Not sure if I agree with you on the thread exhaustion issue. The client can still send a flood of correctly-formed requests; the reverse proxy will pass them all through. As I said above, yes, the fact that babble processes requests so quickly would make this harder, but you could still end up with (tens of?) thousands of concurrent requests if someone is really determined to mess with you.
A solution could be to limit concurrent requests in the reverse proxy, but personally I prefer to write software that doesn't require another piece of software, configured correctly, to keep it safe.

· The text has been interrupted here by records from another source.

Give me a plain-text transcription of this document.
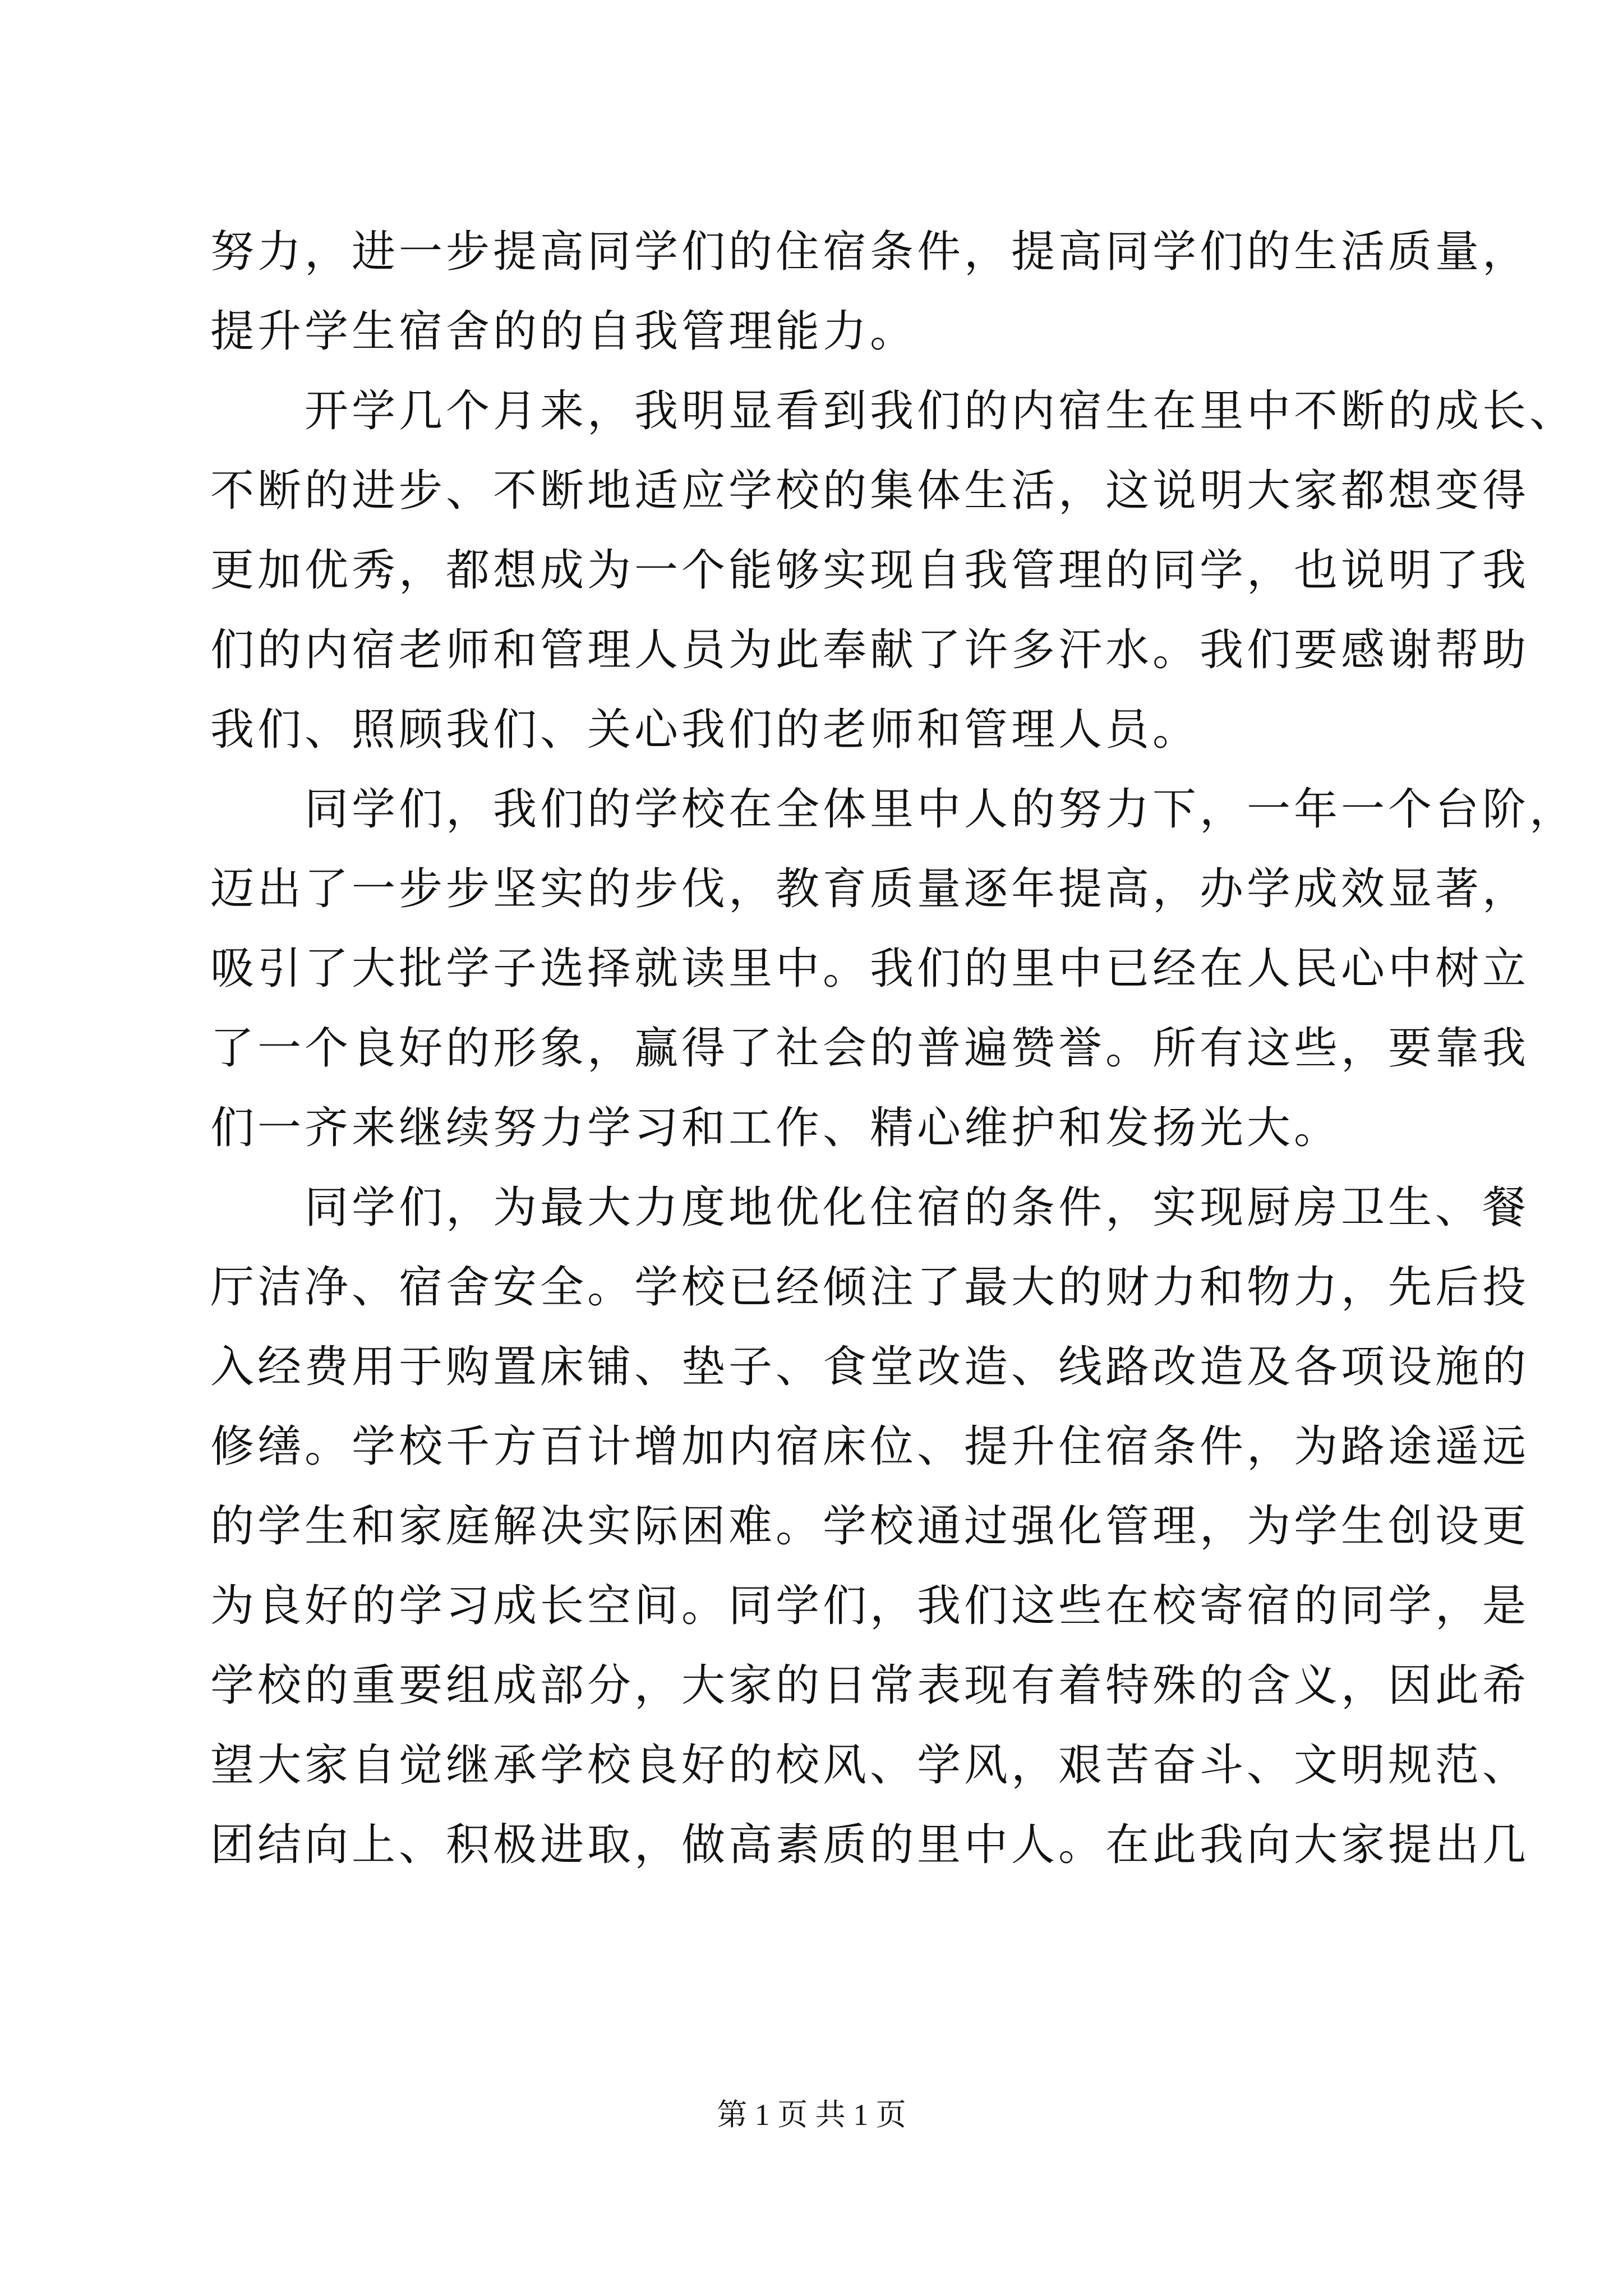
努力，进一步提高同学们的住宿条件，提高同学们的生活质量，
提升学生宿舍的的自我管理能力。
开学几个月来，我明显看到我们的内宿生在里中不断的成长、
不断的进步、不断地适应学校的集体生活，这说明大家都想变得
更加优秀，都想成为一个能够实现自我管理的同学，也说明了我
们的内宿老师和管理人员为此奉献了许多汗水。我们要感谢帮助
我们、照顾我们、关心我们的老师和管理人员。
同学们，我们的学校在全体里中人的努力下，一年一个台阶，
迈出了一步步坚实的步伐，教育质量逐年提高，办学成效显著，
吸引了大批学子选择就读里中。我们的里中已经在人民心中树立
了一个良好的形象，赢得了社会的普遍赞誉。所有这些，要靠我
们一齐来继续努力学习和工作、精心维护和发扬光大。
同学们，为最大力度地优化住宿的条件，实现厨房卫生、餐
厅洁净、宿舍安全。学校已经倾注了最大的财力和物力，先后投
入经费用于购置床铺、垫子、食堂改造、线路改造及各项设施的
修缮。学校千方百计增加内宿床位、提升住宿条件，为路途遥远
的学生和家庭解决实际困难。学校通过强化管理，为学生创设更
为良好的学习成长空间。同学们，我们这些在校寄宿的同学，是
学校的重要组成部分，大家的日常表现有着特殊的含义，因此希
望大家自觉继承学校良好的校风、学风，艰苦奋斗、文明规范、
团结向上、积极进取，做高素质的里中人。在此我向大家提出几
第 1 页 共 1 页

And regardless, even with ~25 years of C experience under my belt, I don't think I'd ever be wholly comfortable exposing my C code to the internet, even behind a reverse proxy. Not coming at you directly with this, but I'm frankly skeptical of anyone who is comfortable with that, especially for a one-off service that won't see a lot of use and won't get a lot of eyeballs on it. (And I'm especially uncomfortable with the idea of posting something like this on a website and encouraging others to use it, when readers may not understand the issues involved.)

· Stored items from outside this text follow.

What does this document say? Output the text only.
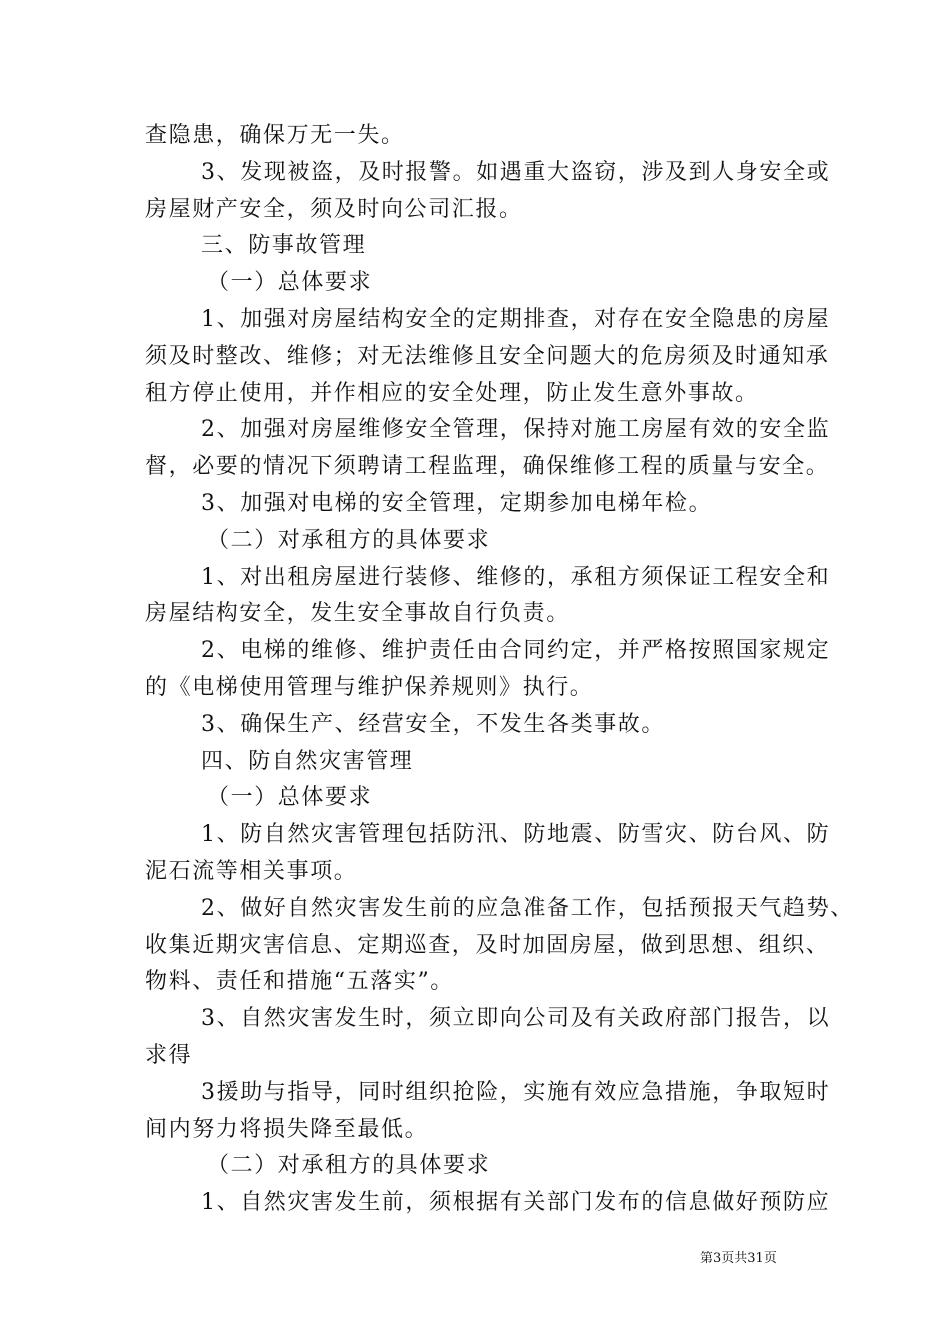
查隐患，确保万无一失。
3、发现被盗，及时报警。如遇重大盗窃，涉及到人身安全或
房屋财产安全，须及时向公司汇报。
三、防事故管理
（一）总体要求
1、加强对房屋结构安全的定期排查，对存在安全隐患的房屋
须及时整改、维修；对无法维修且安全问题大的危房须及时通知承
租方停止使用，并作相应的安全处理，防止发生意外事故。
2、加强对房屋维修安全管理，保持对施工房屋有效的安全监
督，必要的情况下须聘请工程监理，确保维修工程的质量与安全。
3、加强对电梯的安全管理，定期参加电梯年检。
（二）对承租方的具体要求
1、对出租房屋进行装修、维修的，承租方须保证工程安全和
房屋结构安全，发生安全事故自行负责。
2、电梯的维修、维护责任由合同约定，并严格按照国家规定
的《电梯使用管理与维护保养规则》执行。
3、确保生产、经营安全，不发生各类事故。
四、防自然灾害管理
（一）总体要求
1、防自然灾害管理包括防汛、防地震、防雪灾、防台风、防
泥石流等相关事项。
2、做好自然灾害发生前的应急准备工作，包括预报天气趋势、
收集近期灾害信息、定期巡查，及时加固房屋，做到思想、组织、
物料、责任和措施“五落实”。
3、自然灾害发生时，须立即向公司及有关政府部门报告，以
求得
3援助与指导，同时组织抢险，实施有效应急措施，争取短时
间内努力将损失降至最低。
（二）对承租方的具体要求
1、自然灾害发生前，须根据有关部门发布的信息做好预防应
第3页共31页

And yes, there is inherent risk with exposing any service to the internet. That goes for any program, written in any language (remember Log4Shell?) doing any task.
I continuously encourage others to do exactly this. It is a great learning opportunity. If they are not aware that they will get DoS'd now they will know. It's not like they will get PTSD from having to wait for OOM killer or losing their vps. You learned it that way, I learned it that wat, why not others? At least this way they will have real experience under their belt, not some online diatribe.

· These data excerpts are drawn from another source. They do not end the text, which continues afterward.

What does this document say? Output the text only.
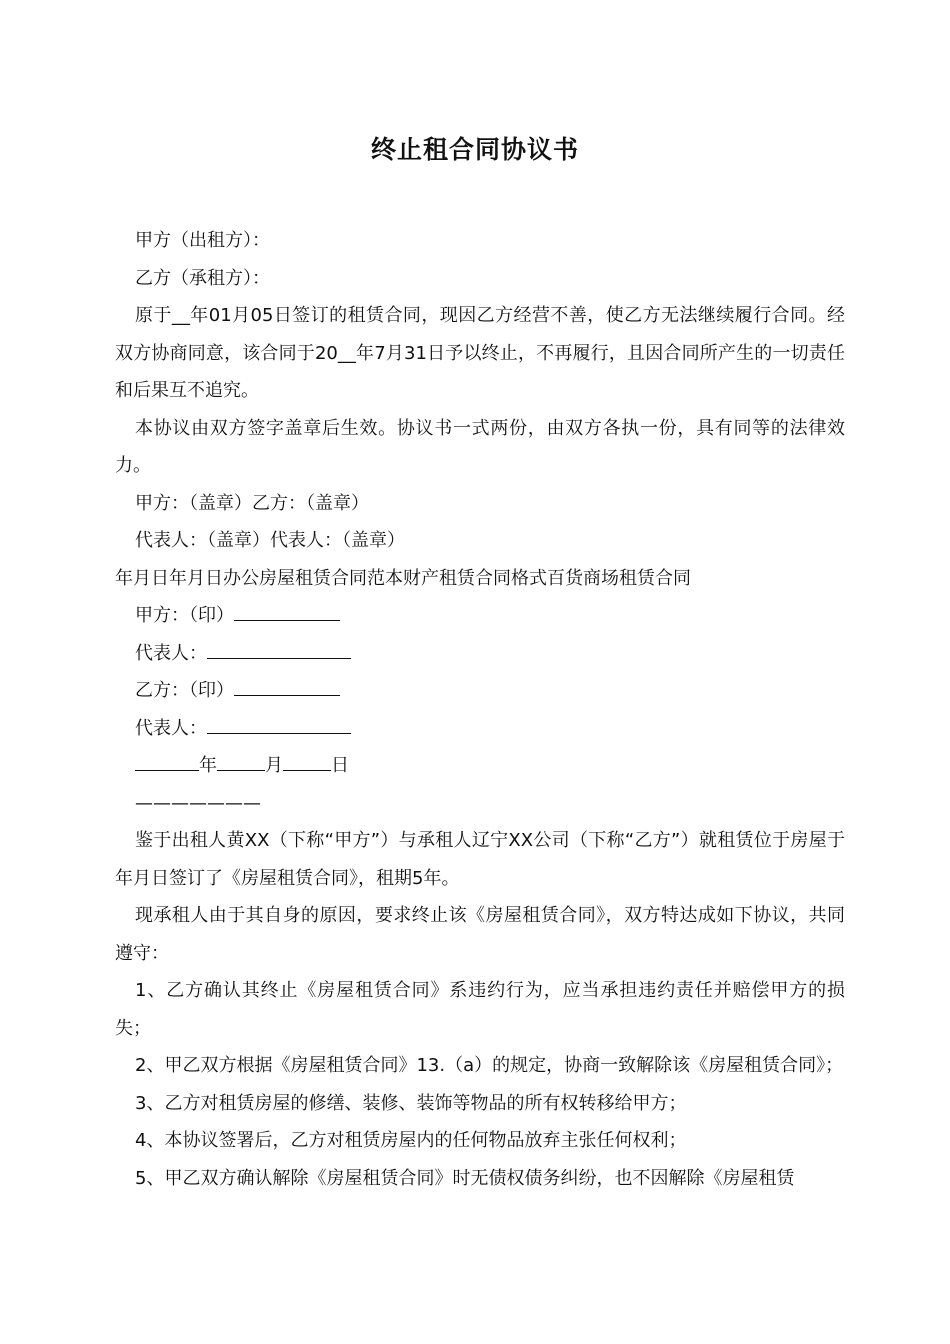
终止租合同协议书

甲方（出租方）：

乙方（承租方）：

原于__年01月05日签订的租赁合同，现因乙方经营不善，使乙方无法继续履行合同。经双方协商同意，该合同于20__年7月31日予以终止，不再履行，且因合同所产生的一切责任和后果互不追究。

本协议由双方签字盖章后生效。协议书一式两份，由双方各执一份，具有同等的法律效力。

甲方：（盖章）乙方：（盖章）

代表人：（盖章）代表人：（盖章）

年月日年月日办公房屋租赁合同范本财产租赁合同格式百货商场租赁合同

甲方：（印）

代表人：

乙方：（印）

代表人：

年	月	日

———————

鉴于出租人黄XX（下称“甲方”）与承租人辽宁XX公司（下称“乙方”）就租赁位于房屋于年月日签订了《房屋租赁合同》，租期5年。

现承租人由于其自身的原因，要求终止该《房屋租赁合同》，双方特达成如下协议，共同遵守：

1、乙方确认其终止《房屋租赁合同》系违约行为，应当承担违约责任并赔偿甲方的损失；

2、甲乙双方根据《房屋租赁合同》13.（a）的规定，协商一致解除该《房屋租赁合同》；

3、乙方对租赁房屋的修缮、装修、装饰等物品的所有权转移给甲方；

4、本协议签署后，乙方对租赁房屋内的任何物品放弃主张任何权利；

5、甲乙双方确认解除《房屋租赁合同》时无债权债务纠纷，也不因解除《房屋租赁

2. Wait for request <--- Attack causes us to get stuck here
3. Serve request
4. Close connection and thread / return to threadpool
Solution: Use a reverse proxy to handle the incoming connections. Typical reverse proxies such as nginx use event-based polling not a per-connection thread so they are immune to this issue.
The way you deal with this is that you write the server to be async I/O based with NPROC threads, not a thread-per-client design, and then you can use CPS for the business logic, but in this case it's so trivial... You can probably get by with just a handful of bytes of memory pressure per client in the app + whatever the per-client TCB is for the TCP connection for a total of less than 200 bytes per client.
I don’t know if people are noticing this but apple.com doesn’t have a cookie banner. It’s perfectly possible to operate a website – even a shop – without having a cookie banner. Even one of the biggest here in Europe in terms of revenue. As OP said, cookie banners are just malicious compliance. You don’t need one unless you’re doing shady things. Unfortunately it looks like the advertisers and trackers are winning as the EU is planing to relax the rules. I believe there would have been another way, something like banning unnecessary tracking altogether.
And cookie banners are what exactly? That's right, you ask users to consent to use cookies to track them. Thus, cookie banners are REQUIRED because you can't run a business without any insight into how your users use your product.
Except it's not tracking. Remembering user preferences is the original goal of cookies, and doesn't come with any legal requirements.
The law is (paraphrasing) "You must use cookies or similar to be evil without permission". Advertising companies decided that instead of not being evil, they'd annoy users into giving permission.